2. A method of supporting data local caching and high concurrency security access as recited in claim 1, wherein: the data area is a fixed-length array, the size of each element in the array is equal, and the elements store external writing specific data and data metadata information.

3. A method of supporting data local caching and high concurrency security access as recited in claim 1, wherein: the hash bucket area is a row of buckets which are arranged in series, and the value stored in each bucket is a data index of the data area above.

4. A method of supporting data local caching and high concurrency security access as recited in claim 1, wherein: the algorithm management area is used for recording the sequence of each data access, and when the memory is full of data, the data which is written earliest but not accessed is eliminated.

5. A method of supporting data local caching and high concurrency security access as recited in claim 1, wherein: the data writing and caching process comprises the following steps:

6. A method of supporting data local caching and high concurrency security access as recited in claim 1, wherein: the query data flow includes:

s1, adding a read lock to a lock management area;

s2, calculating a hash value of the cache data according to the hash function;

s5, updating data access time in an algorithm management area;

7. A method of supporting data local caching and high concurrency security access as recited in claim 1, wherein: the mode of synchronizing the shared memory data into the disk file is realized through an automatic write-back mechanism provided by an operating system.

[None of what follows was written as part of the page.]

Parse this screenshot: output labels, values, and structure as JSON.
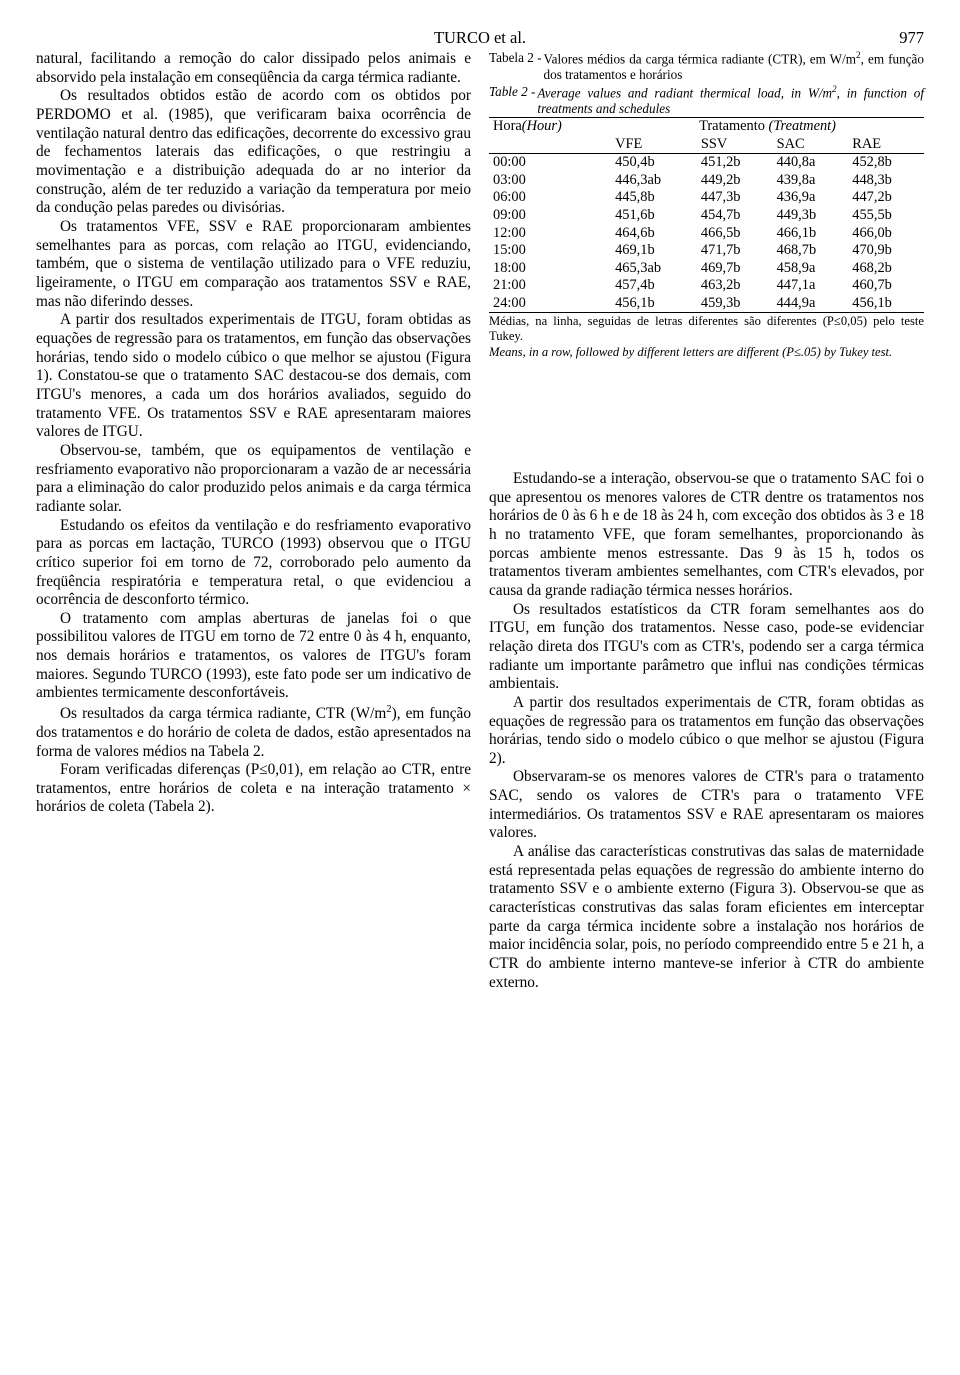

8. A method of supporting data local caching and high concurrency security access as recited in claim 1, wherein: and the size of a card slot for pre-distributing stored data in the shared memory is fixed.

9. A method of supporting data local caching and high concurrency security access as recited in claim 1, wherein: and when the shared memory writes in the cache data flow and inquires the data flow, performing md5 signature calculation on url to obtain an md5 value.

10. A method of supporting data local caching and high concurrency security access as recited in claim 1, wherein: and the lock management area writes and locks the shared memory pages of the hash table, and performs page write protection on the shared memory pages.